Samper, o tio, pilotava o F-31 que começou a percorrer a pista. Ao seu lado, estava o co-piloto norte-americano William B. Foster, um garoto de apenas 18 anos. Na cabina encontrava-se ainda o chefe de trânsitos da SACO, o também norte-americano Grant Flynn. Só eles sabem o que realmente se passou, e nenhum escapou ao chamamento do túmulo para contá-lo. Os passageiros eram treze: sete do lado direito do aparelho e seis do lado esquerdo. A bagagem, composta sobretudo por instrumentos musicais, ultrapassava os 2100 quilos de limite. Esse dado, pelo menos, parece irrefutável. Aliás, Semper terá começado por, levado pelo bom senso, recusar que toda aquela tralha voasse junta. Depois, caiu no seu jeito de dândi com queda para o negócio e aceitou a pressão feita por Schwartz. Encolheu os ombros e sentiu-se feliz por levar Carlos Gardel no seu avião. Só isso valia o risco. Pagou-o com o epíteto de «El piloto que mató a Gardel» tal como o touro miúra chamado Islero ficaria para todo o sempre como «El toro que máto a Manolete».
Um susto forte percorrera os passageiros e gelara-lhes a espinha ao aterrarem. Uma fortíssima rajada de vento fez rabear o F-31 que foi obrigado a aterrissar quase de lado. No intervalo que durou a escala, tomando um café no bar do aeroporto, o guitarrista José Maria Aguilar terá comentado: «Gracias a la pericia del piloto no perecimos entonces!» Mas esta é a versão de Samper sobrinho. Como tal com o seu quê de natural facciosismo familiar. Embora não esteja aqui quem o desminta. A história já está suficientemente envolta em mistério e não precisa de mais uns pozinhos. Eram duas e quarenta e cinco da tarde. Gardel e a sua malta descontraíram e terão dado asas aos seu alívio. Isto ao mesmo tempo que Samper, o piloto, enchia os depósitos das asas da sua máquina com 250 litros de combustível altamente inflamável.
A morte, por seu lado, esperava, canalha como sempre, em silêncio pelas suas vítimas.
Mistério de princípio ao fim
Com diferença de segundos, o voo da SACO com destino a Cali e outro da SCADTA, um F11 de nome Manizares, pilotado por dois alemães, Hans Ulrico Thomas e William Fuerts, pediram à torre de controlo autorização para levantar. O aeroplano de Samper foi o primeiro a fazer-se à pista e arrancou, aumentando a velocidade.No entanto não conseguiu despegar-se do solo com a celeridade exigida para o peso que transportava. Nos últimos 100 metros, quando finalmente o aparelho levantou o nariz, foi apanhado por outra rajada de vento monstruosa que o atirou para a esquerda, para o exato local onde o Manizares esperava a sua vez para arrancar. O estrondo foi macabro. Alguns passageiros foram cuspidos e conseguiram sobreviver. Do F-31 salvaram-se o músico Aguilar, o professor Plaja e o empregado da companhia Flynn. Aguilar contou que, no momento de apertarem os cintos, Gardel lhe pedira algodão para enfiar nos ouvidos. Queria dormir.

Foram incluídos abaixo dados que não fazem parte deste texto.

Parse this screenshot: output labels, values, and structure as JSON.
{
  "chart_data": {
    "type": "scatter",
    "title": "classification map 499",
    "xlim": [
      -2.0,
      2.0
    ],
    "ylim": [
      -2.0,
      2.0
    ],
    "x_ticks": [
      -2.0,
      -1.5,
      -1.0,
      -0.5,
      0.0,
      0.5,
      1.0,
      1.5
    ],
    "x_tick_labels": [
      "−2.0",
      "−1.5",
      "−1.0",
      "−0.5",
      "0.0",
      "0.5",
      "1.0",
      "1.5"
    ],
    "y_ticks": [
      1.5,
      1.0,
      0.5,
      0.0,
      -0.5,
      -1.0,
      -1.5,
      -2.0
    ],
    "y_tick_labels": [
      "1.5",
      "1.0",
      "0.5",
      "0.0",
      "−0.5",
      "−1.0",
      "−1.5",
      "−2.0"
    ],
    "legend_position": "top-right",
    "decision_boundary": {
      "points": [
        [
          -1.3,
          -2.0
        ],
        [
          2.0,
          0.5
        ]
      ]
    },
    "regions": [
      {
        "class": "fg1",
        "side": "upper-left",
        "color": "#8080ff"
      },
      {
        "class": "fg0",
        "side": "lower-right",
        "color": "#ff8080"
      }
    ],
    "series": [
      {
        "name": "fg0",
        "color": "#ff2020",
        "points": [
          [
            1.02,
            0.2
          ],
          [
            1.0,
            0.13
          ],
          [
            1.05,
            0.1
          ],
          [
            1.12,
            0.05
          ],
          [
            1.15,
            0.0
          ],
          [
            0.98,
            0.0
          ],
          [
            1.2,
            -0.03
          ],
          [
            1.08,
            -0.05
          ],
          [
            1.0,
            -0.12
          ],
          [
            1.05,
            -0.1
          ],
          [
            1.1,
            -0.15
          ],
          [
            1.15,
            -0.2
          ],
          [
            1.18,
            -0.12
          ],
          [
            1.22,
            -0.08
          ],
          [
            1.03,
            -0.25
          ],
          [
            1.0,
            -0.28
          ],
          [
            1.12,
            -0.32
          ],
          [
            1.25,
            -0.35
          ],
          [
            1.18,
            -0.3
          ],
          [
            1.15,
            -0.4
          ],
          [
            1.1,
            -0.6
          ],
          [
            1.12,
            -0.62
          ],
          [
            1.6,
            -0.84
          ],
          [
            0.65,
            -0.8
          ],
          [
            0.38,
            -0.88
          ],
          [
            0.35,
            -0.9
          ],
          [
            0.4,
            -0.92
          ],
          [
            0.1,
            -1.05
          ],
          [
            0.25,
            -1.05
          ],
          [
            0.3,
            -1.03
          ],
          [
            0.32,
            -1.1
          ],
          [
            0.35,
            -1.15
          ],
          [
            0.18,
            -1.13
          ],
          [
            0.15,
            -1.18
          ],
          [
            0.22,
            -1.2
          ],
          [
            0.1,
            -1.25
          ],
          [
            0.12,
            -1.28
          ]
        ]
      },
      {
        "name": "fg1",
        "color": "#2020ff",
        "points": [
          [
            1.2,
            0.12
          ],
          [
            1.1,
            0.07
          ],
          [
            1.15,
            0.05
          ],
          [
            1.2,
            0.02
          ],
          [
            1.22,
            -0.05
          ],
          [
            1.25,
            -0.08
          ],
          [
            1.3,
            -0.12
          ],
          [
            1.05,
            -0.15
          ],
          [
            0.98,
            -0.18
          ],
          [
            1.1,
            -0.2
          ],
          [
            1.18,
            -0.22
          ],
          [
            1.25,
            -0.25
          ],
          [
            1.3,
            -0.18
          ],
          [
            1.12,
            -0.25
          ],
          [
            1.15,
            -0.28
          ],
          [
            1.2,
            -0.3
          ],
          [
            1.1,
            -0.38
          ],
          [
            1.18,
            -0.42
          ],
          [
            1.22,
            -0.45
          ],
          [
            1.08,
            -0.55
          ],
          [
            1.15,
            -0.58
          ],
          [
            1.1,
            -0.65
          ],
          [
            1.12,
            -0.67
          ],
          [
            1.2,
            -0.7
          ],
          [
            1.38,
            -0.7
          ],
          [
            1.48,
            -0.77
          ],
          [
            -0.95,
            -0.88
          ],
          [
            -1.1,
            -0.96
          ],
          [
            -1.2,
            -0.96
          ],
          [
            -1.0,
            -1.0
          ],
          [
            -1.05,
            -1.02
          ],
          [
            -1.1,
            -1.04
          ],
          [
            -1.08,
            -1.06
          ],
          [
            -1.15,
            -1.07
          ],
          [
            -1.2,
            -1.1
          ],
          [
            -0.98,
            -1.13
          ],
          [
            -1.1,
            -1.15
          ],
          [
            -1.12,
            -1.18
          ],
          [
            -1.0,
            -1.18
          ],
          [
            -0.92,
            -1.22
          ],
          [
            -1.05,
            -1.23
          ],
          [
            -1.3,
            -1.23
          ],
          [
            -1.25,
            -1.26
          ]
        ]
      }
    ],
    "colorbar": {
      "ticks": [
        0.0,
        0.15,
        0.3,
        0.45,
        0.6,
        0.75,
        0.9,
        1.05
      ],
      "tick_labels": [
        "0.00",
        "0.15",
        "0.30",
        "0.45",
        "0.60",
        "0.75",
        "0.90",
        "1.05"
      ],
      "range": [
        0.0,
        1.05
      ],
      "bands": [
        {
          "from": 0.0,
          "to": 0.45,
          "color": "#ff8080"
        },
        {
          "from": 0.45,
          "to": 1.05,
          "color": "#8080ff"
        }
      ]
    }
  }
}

A explosão de mais de 700 litros de combustível dos dois aviões fez elevar uma montanha de fogo que devorou os cadáveres. O reconhecimento das identidades foi duro e complicado. O corpo de Carlos Gardel foi enterrado temporariamente num cemitério de Medellín enquanto se procedia à morosa tarefa burocrática de o transladar para a Argentina. Ironicamente, a última viagem de El Zorzo não foi de avião mas sim de comboio: o corpo saiu do porto de Buena Ventura em direção a Buenos Aires num percurso que demorou cerca de um mês.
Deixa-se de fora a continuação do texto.